East and Central African Journal of Surgery
Association of Surgeons of East Africa and College of Surgeons of East Central and Southern Africa
Vol. 19, No. 2, 2014, pp. 136-143
Bioline Code: js14047
Full paper language: English
Document type: Research Article
Document available free of charge
East and Central African Journal of Surgery, Vol. 19, No. 2, 2014, pp. 136-143
© Copyright 2014 - East and Central African Journal of Surgery
Morphometry of the Myopectineal Orifice: Relevance in Prosthesis Hernia Repair.|
Ndung’u, B.M.; Koech, A.C. & Tharao, M.K.

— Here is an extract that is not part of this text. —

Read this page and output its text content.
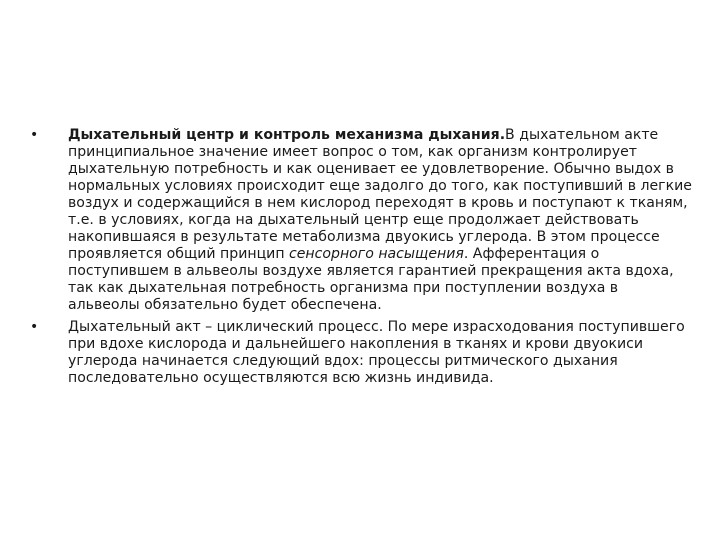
•	Дыхательный центр и контроль механизма дыхания.В дыхательном акте принципиальное значение имеет вопрос о том, как организм контролирует дыхательную потребность и как оценивает ее удовлетворение. Обычно выдох в нормальных условиях происходит еще задолго до того, как поступивший в легкие воздух и содержащийся в нем кислород переходят в кровь и поступают к тканям, т.е. в условиях, когда на дыхательный центр еще продолжает действовать накопившаяся в результате метаболизма двуокись углерода. В этом процессе проявляется общий принцип сенсорного насыщения. Афферентация о поступившем в альвеолы воздухе является гарантией прекращения акта вдоха, так как дыхательная потребность организма при поступлении воздуха в альвеолы обязательно будет обеспечена.
•	Дыхательный акт – циклический процесс. По мере израсходования поступившего при вдохе кислорода и дальнейшего накопления в тканях и крови двуокиси углерода начинается следующий вдох: процессы ритмического дыхания последовательно осуществляются всю жизнь индивида.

All groin hernias occur through a weakness at the lower extremity of the
abdomen: the myopectineal orifice (MPO). Open preperitoneal and laparoscopic techniques
involve dissection and placement of the prosthetic mesh to cover all potential hernia sites of
the MPO. We re-examined the preperitoneal anatomy with the aim of determining the
minimum ideal shape and size of prosthetic mesh for the repair of inguino-femoral hernias.
Dissection was performed on 15 preserved human adult cadavers of both sexes.
The preperitoneal approach was used to access the myopectineal orifice and its shape and
dimensions obtained from tracings. The surface area was obtained by point counting.
The shape of the MPO was trapezoid and its area 7.0 ± 1.29cm2. The maximum
length was 5.7cm and the maximum width 2.9cm. The point of maximum width varied
along the length and the area of the MPO was significantly larger in male.
For preperitoneal placement of prosthesis, a rectangular mesh measuring
15cm by 12cm is appropriate. These dimensions ensure adequate coverage and overlap of
all the potential hernia sites in the groin, as well as allowing for mesh shrinkage.